If you’ve been on a shopping spree recently, you have lots of company. Government figures show that retail sales in May were up by 5.9 percent over the same month last year. That’s a 0.8 percent increase for this year.
Americans are flocking to clothing stores, restaurants and home-improvement stores at a higher rate, the economists report. The increase at “physical stores” outpaced that in “nonstore retailers” such as Amazon, the figures show.
A strong economy and a booming job market, with unemployment at its lowest rate since 2000, are credited with the surge in spending. Tax cuts enacted last year also put some discretionary money into many purses. Spenders watched to see what would happen with taxes and the cuts were an all-clear signal for a shopping bonanza.
At the beginning of this year, economists predicted a 3 percent expansion of the economy. Now they are looking at 3.5 percent.
But, it is not likely that the spending spree will go on indefinitely.
Savings have suffered as the household money went into purchasing.

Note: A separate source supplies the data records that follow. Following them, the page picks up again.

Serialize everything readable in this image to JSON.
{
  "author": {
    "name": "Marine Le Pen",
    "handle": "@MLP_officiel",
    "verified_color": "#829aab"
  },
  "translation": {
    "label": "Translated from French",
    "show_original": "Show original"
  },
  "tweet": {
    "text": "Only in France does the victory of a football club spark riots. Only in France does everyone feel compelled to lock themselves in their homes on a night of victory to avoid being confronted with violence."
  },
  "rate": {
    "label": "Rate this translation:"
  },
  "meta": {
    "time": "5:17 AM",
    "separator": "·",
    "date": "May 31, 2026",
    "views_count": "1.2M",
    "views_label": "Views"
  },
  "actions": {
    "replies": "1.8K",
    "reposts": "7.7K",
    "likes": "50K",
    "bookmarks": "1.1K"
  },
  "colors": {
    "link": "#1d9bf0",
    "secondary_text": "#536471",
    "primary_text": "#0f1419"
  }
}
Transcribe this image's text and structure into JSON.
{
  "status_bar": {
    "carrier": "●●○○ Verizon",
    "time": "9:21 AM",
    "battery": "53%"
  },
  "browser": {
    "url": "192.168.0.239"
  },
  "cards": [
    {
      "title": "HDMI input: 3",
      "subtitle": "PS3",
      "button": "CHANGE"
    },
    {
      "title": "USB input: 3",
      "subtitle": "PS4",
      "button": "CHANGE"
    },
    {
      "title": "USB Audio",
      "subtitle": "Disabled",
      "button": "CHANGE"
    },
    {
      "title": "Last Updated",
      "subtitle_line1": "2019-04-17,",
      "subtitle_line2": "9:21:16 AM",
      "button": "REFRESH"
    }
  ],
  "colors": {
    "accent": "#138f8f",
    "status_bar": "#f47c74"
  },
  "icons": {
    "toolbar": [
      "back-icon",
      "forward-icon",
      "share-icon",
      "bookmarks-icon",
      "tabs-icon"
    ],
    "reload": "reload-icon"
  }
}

The rate dipped to 2.8 percent in April, one of only three times since the 2008 recession that the figure has been below 3 percent.
Responding to the current spending climate, the Federal Reserve has upped the prime interest rate, and is expected to make additional increases this year. Another factor that could cool the heated economy is the tariff wars going on between the United States and other countries. Combined these market effects could put an end to big spending.
Auto sales are expected to jump sharply if the Trump Administration carries through with threats to put tariffs on cars from Europe and Japan. That would put a damper on car sales, which have shown a 4 percent increase over a year ago. Gas prices also are a factor, with a 17.7 percent increase in gas prices over last year. Fewer car sales and higher gas prices may be the deciding factors for people anticipating a car purchase.